Ultime teorie sulle piste di Nazca
Le incredibili linee nel deserto peruviano potrebbero
essere l’espressione della cultura spirituale di un’antica civiltà.
Lo sostiene il Dr. William Reville, biochimico dell’University
College Cork, in Irlanda. Scoperte nel 1930, le piste di Nazca
rappresentano un mistero per scienziati, ufologi e archeologi.

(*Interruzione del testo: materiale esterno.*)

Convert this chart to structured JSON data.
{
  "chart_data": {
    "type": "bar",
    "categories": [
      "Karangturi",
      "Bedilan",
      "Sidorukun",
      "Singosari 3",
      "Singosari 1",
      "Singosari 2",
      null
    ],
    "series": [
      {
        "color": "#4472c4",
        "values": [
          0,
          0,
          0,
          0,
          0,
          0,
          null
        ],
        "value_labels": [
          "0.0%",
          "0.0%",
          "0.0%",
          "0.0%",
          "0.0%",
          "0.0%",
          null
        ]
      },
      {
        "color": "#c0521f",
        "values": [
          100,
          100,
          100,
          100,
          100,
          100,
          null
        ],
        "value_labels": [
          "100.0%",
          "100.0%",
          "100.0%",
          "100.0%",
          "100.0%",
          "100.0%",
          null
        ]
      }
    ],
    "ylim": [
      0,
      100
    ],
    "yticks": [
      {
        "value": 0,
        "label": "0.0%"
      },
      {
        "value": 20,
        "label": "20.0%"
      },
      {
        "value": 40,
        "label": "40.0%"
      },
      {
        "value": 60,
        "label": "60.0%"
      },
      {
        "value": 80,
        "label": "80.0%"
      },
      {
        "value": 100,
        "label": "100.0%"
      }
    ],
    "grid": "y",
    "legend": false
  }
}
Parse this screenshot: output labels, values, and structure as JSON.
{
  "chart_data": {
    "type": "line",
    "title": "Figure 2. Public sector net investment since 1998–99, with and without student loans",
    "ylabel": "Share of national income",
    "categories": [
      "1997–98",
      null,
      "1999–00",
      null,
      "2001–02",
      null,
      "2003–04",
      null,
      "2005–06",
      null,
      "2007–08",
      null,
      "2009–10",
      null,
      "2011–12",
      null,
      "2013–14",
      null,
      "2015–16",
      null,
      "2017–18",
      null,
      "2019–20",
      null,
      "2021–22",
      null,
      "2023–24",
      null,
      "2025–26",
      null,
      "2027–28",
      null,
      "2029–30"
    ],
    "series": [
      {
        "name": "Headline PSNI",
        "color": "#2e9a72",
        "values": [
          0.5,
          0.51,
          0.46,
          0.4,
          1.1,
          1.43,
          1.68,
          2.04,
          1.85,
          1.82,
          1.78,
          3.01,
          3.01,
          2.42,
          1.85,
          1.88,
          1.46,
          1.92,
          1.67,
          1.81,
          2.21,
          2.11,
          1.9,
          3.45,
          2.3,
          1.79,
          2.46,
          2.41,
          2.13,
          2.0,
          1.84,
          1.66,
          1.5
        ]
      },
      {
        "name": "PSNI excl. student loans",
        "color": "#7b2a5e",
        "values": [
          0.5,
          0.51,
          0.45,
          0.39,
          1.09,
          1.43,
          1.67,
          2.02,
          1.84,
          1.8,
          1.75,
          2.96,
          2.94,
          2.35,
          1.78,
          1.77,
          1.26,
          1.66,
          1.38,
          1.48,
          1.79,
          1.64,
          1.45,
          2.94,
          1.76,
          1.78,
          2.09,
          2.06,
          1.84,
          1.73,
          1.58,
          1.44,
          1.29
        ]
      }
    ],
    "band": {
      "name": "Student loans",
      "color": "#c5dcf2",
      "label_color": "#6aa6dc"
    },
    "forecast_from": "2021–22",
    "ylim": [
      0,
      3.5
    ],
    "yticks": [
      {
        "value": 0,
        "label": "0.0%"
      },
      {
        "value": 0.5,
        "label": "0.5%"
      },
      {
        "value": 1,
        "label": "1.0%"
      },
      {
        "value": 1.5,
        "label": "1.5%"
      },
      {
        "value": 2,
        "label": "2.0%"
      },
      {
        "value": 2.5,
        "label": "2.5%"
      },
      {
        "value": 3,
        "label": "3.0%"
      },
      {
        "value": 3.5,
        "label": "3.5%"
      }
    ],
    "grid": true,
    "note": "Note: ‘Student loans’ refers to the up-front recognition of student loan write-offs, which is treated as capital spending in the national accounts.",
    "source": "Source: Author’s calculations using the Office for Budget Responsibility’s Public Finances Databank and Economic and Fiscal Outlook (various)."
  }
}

Le linee formano nettissimi simboli e immagini di uccelli, balene,
scimmie, ragni e altri animali e possono essere visti al meglio
solo dal cielo. Tra le spiegazioni, mappe astronomiche e piste
di atterraggio per astronavi, ma Reville ritiene più possibile
che si tratti dell’espressione di rituali religiosi di popoli
che vivevano nel luogo 2000 anni fa. Qualunque cosa sia, il fenomeno
ha a che vedere con il cielo. Secondo la tedesca Maria Reiche,
dottoressa in matematica che si è occupata delle piste per oltre
50 anni, scomparsa recentemente, i simboli sarebbero un antico
testo stellare. La scimmia sarebbe una mappa della posizione delle
stelle principali nelle costellazioni del Leone e dell’Orsa maggiore.
Ogni allineamento indicherebbe un momento preciso dell’anno e
l’intero disegno sarebbe un enorme calendario astronomico.